Nem o hábito mais profundamente arraigado…
A verdade tem de ser dita: nem o hábito mais profundamente arraigado resiste às reais e inequívocas vantagens que estes modernos aparelhos eletrônicos oferecem à leitura quando comparados a um livro físico. Basta um único teste. A flexibilidade de posições de leitura, a possibilidade de personalização de fontes e espaçamentos, a desnecessidade de qualquer cuidado com a iluminação externa, e, sobretudo e principalmente, a tremenda, incomparável facilidade em se destacar trechos, fazer anotações e enviá-las, prontas, para um computador, onde poderão ser instantaneamente localizadas em caso de necessidade futura. Aí está, sem dúvida, algo que extrapola muito o hábito: trata-se da possibilidade de reduzir um trabalho monstruoso, quer na organização, quer em futuras pesquisas. Dezenas de minutos efetivamente transformados em segundos. Não aderir à novidade, portanto, é algo pouco inteligente. Assim que não há como não prever um futuro no máximo incerto para os livros de papel. E então?
Talvez o problema mais intrincado que se coloca…
Talvez o problema mais intrincado que se coloca ao romancista brasileiro é o retratar, ou não, a linguagem coloquial. Assumindo esta necessidade, dá-se o complicadíssimo problema da medida, para o qual não parece haver solução segura. Quer dizer: o abismo que há entre o português falado no Brasil e a língua culta é tão imenso, mas tão imenso, que não há conciliação possível, mas traições toleráveis, ou quiçá necessárias, que se intercalam no modelo escolhido. A linguagem culta, ante a coloquial, é no português brasileiro a artificialidade e o ridículo. Já a linguagem coloquial não se insere no português formal senão como um conjunto infinito de erros ortográficos, prosódicos, sintáticos, os quais se retratados com fidelidade tornam o idioma quase irreconhecível. Como, então, resolver? O romancista, se efetivamente enxerga a situação que narra, naturalmente se sentirá coibido a colocar na boca de um personagem um discurso para ele inconcebível.
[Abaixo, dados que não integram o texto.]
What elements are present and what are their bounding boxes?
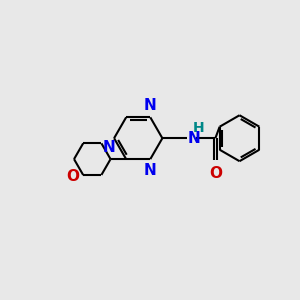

Ao mesmo tempo, é romancista, não orador; maneja, pois, — e oxalá ame, — a língua e a tradição escrita. De tudo isso, há apenas uma certeza: o mais fácil é não ser romancista no Brasil.
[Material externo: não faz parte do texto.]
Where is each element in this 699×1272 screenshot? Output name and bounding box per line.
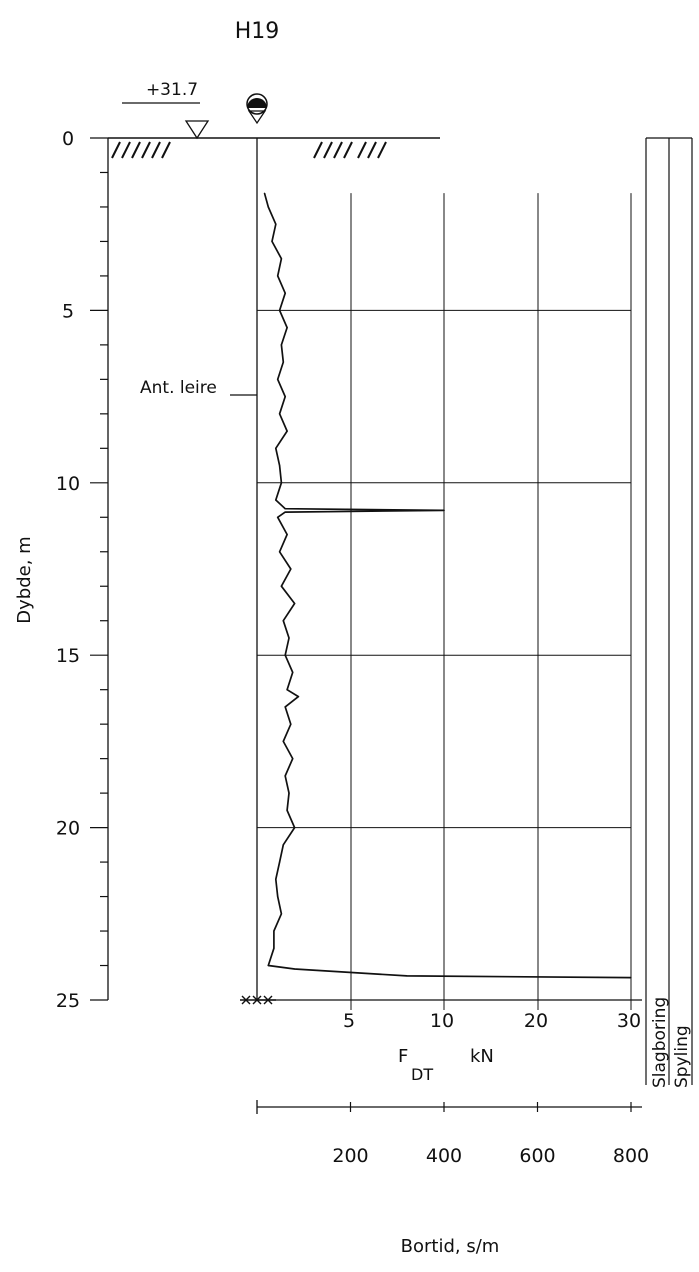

Há um conselho que muito agradaria os leitores…
Há um conselho que muito agradaria os leitores, mas jamais foi dado a escritor algum, e que consiste no seguinte: o autor cujas páginas dos livros que tem não bastam para satisfazer sua necessidade de comentá-los faz bem destinando o excesso, ou o todo de seus comentários a uma obra concebida especificamente para tal. Fazendo isso, evita-se, primeiro, que tais comentários se interponham numa narrativa que nada tem com eles, que a interrompam e a atrapalhem. Em segundo lugar, tal obra, existindo, fará bem ao próprio autor, que terá nela um estimulante depósito de comentários, caso não disponha de um amigo ou uma pessoa real qualquer para exercer esta função.